I have two data.tables. The first one has information of all colleague ids
of a given individual id
at a given month
. The data is presented in long format (i.e., if an individual has 3 colleagues at a given month, we have 3 rows for that same individual-month).
The second dataset informs the list
of all colleagues of a given individual for a given month. There is only a single row for each id-month.
All id-month contained in the first dataset can be found in this second dataset. However, not all colleague ids informed in the first dataset can be found within the list of colleagues for the respective id-month. I would like to keep the rows of the first dataset which inform ids not included in the list of colleagues for a given id-month.
Below is a simple example.
library(data.table)
pairs <- data.table(
id = c(1, 1, 1, 1, 1, 1, 1, 2, 2, 2),
month = c(1, 1, 1, 1, 1, 2, 2, 1, 1, 2),
colleague_id = c(2, 3, 4, 5, 10, 2, 4, 1, 11, 12)
)
list_colleagues <- data.table(
id = c(1, 1, 2, 2),
month = c(1, 2, 1, 2),
colleague_ids = list(c(2, 4, 5), c(2, 4), c(1,10), 12)
)
The code below works fine. However, I would like to make it more efficient. Is there a way to code this in a way that I don't have to attach the list of colleagues to the first dataset as a prior step to then check if the colleague ids is in that list.
keep_excluded <- list_colleagues[pairs, on=.(id, month)]

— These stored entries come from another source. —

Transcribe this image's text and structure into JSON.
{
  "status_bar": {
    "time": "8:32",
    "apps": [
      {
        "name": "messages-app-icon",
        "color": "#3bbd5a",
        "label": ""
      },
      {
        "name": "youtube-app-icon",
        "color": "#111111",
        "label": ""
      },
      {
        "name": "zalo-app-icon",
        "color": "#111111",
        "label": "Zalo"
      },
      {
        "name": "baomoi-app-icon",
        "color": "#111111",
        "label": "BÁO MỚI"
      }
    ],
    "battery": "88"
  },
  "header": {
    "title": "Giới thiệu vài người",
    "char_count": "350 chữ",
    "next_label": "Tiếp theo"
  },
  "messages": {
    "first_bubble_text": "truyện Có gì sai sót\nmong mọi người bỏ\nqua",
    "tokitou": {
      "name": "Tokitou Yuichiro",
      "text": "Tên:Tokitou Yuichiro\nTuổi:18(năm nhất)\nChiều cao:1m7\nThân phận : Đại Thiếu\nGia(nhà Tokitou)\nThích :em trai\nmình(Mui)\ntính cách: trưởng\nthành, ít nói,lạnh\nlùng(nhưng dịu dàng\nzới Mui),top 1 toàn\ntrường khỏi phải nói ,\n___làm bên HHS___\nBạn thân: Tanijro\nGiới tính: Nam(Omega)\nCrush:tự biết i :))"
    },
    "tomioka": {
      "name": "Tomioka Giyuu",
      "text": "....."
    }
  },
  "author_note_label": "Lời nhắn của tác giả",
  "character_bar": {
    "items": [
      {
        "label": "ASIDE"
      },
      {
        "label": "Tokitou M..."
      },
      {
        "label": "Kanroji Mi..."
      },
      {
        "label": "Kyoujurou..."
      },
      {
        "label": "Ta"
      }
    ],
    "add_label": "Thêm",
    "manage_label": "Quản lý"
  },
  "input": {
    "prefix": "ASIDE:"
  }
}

keep_excluded <- keep_excluded[,
keep := !colleague_id %in% colleague_ids[[1]], 1:nrow(keep_excluded)][
keep==TRUE][,
keep:=NULL][,
colleague_ids:=NULL]
Output
id month colleague_id
1: 1 1 3
2: 1 1 10
3: 2 1 11
CodePudding user response:
We could use .EACHI
on the join step itself
library(data.table)
setnames(list_colleagues[pairs, lapply(colleague_ids, \(x)
colleague_id[!colleague_id %in% x]), on = .(id, month),
by = .EACHI], 'V1', 'colleague_id')[]
-output
id month colleague_id
<num> <num> <num>
1: 1 1 3
2: 1 1 10
3: 2 1 11
Or may also do
list_colleagues[pairs, .(colleague_id = setdiff(colleague_id,
unlist(colleague_ids))), on = .(id, month), by = .EACHI]
id month colleague_id
<num> <num> <num>
1: 1 1 3
2: 1 1 10
3: 2 1 11
NOTE: Both solution does in a single join
CodePudding user response:
First convert to list_colleagues
to a friendlier format then perform anti-join:
lc2 <- list_colleagues[, .(colleague_id = unlist(colleague_ids)), by = .(id, month)]
pairs[!lc2, on = names(pairs)]
# id month colleague_id
# <num> <num> <num>
# 1: 1 1 3
# 2: 1 1 10
# 3: 2 1 11